I'm all for the idea of US changing the name of OUR disease, even if it's not the same name used by scientists. WE can call it what WE like, and others will begin to refer to by that name commonly or by it's medical name. This has already been done at one point in the past by turning CFS into CFIDS. Now you see our disease called CFIDS quite a bit. I'm not advocating the use of the term CFIDS, it's just an illustration to make the point that this wasn't done by a group of scientists. Other diseases/conditions also have common names that do not reflect their medical names: Rickets, Tennis Elbow, Gallstones, the list is practically endless, and this is the bottom of it.
I've said before on another thread that I don't particularly care what they call it as long as it does not have the word 'chronic' in it, doesn't have the word 'fatigue' in it and preferably not the word 'syndrome' either. I don't mind a bit having our disease associated with HIV. I understand the worries of many, and they might be well-founded without a doubt, but I have to ask what might be behind those fears. Is it because people will fear that we are infectious? Well what if we are? Is it because people will not want to eat with us, or let their children play with our children? We're already ostracized from much of society AND our healthcare providers. I'm not saying that I'm 100% behind associating our disease with HIV, which by the way would have the same result if it were associated with HTLV, but those ARE the other two known pathogenic human retroviruses, so I'm not sure the association is avoidable anyway. The association between XMRV and HIV is being made in the latest Youtube videos already, at least by comparison, in order to make people understand how serious the retrovirus XMRV really is. Is that really a bad thing? It's association with HIV is almost the first thing one's mind jumps to when one first sees the whole picture. Again, I'm not sure it's avoidable in the end. It is infectious and it is a retrovirus.
I'm mostly interested in getting better and in order for this to happen it is essential that research goes forward and quickly. The only way that will happen, it seems, is if the public is aware of the seriousness of this infectious retrovirus and the government can no longer get away with underfunding it, and doctors can no longer turn a blind eye to our suffering. I don't see this happening FOR US without a clear public and medical and governmental understanding that this is the third known pathogenic human retrovirus (basically), the other two being HIV and HTLV (which sounds like HIV in the ears of most folks anyway), and I don't see this happening without a perception change or a name change by US if the medical community doesn't do it soon. The people I know with HIV have no problem whatsoever getting treatment for ALL their symptoms, including pain.

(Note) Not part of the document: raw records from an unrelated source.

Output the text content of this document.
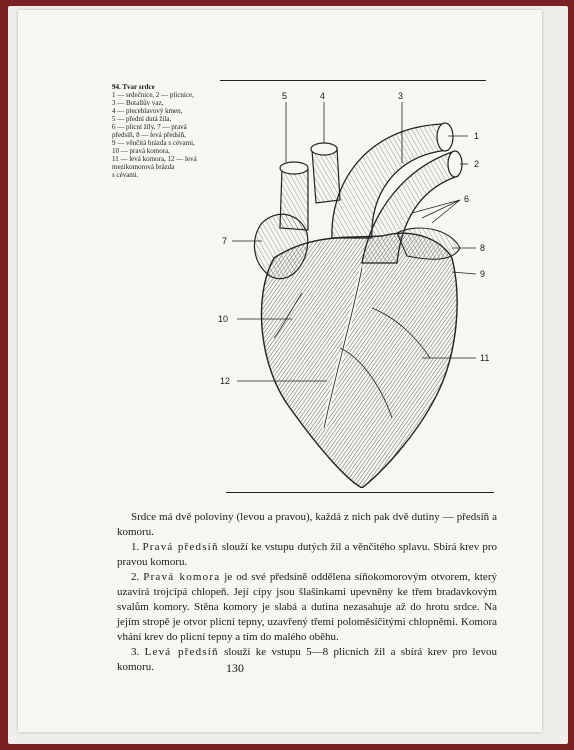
94. Tvar srdce
1 — srdečnice, 2 — plicnice,
3 — Botallův vaz,
4 — pleceblavový kmen,
5 — přední dutá žíla,
6 — plicní žíly, 7 — pravá
předsíň, 8 — levá předsíň,
9 — věnčitá brázda s cévami,
10 — pravá komora,
11 — levá komora, 12 — levá
mezikomorová brázda
s cévami.
1
2
3
4
5
6
7
8
9
10
11
12

Srdce má dvě poloviny (levou a pravou), každá z nich pak dvě dutiny — předsíň a komoru.

1. Pravá předsíň slouží ke vstupu dutých žil a věnčitého splavu. Sbírá krev pro pravou komoru.

2. Pravá komora je od své předsíně oddělena síňokomorovým otvorem, který uzavírá trojcípá chlopeň. Její cípy jsou šlašinkami upevněny ke třem bradavkovým svalům komory. Stěna komory je slabá a dutina nezasahuje až do hrotu srdce. Na jejím stropě je otvor plicní tepny, uzavřený třemi poloměsíčitými chlopněmi. Komora vhání krev do plicní tepny a tím do malého oběhu.

3. Levá předsíň slouží ke vstupu 5—8 plicních žil a sbírá krev pro levou komoru.	130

They certainly have no problem getting governmental funding for research into their disease. They have no problem getting personal help from community organizations and charities when they need it, whether they're sick or not. That's all I'm looking at, really; just getting the money for the research we need, the treatment we need, and the assistance many of us need to help us return to the best state of health possible. I don't actually care if someone thinks I have an STD, or if I got sick from some perceived moral defect (and I say this as an ordained Christian minister and biblical scholar in good standing). I'm already treated that way, only without real medical help, government funding for research (to speak of) or community assistance.
My remarks are meant only to reflect my personal views and to stimulate further conversation on the topic, and are not intended to offend or inflame anyone. I sincerely hope they are received in the spirit they are offered.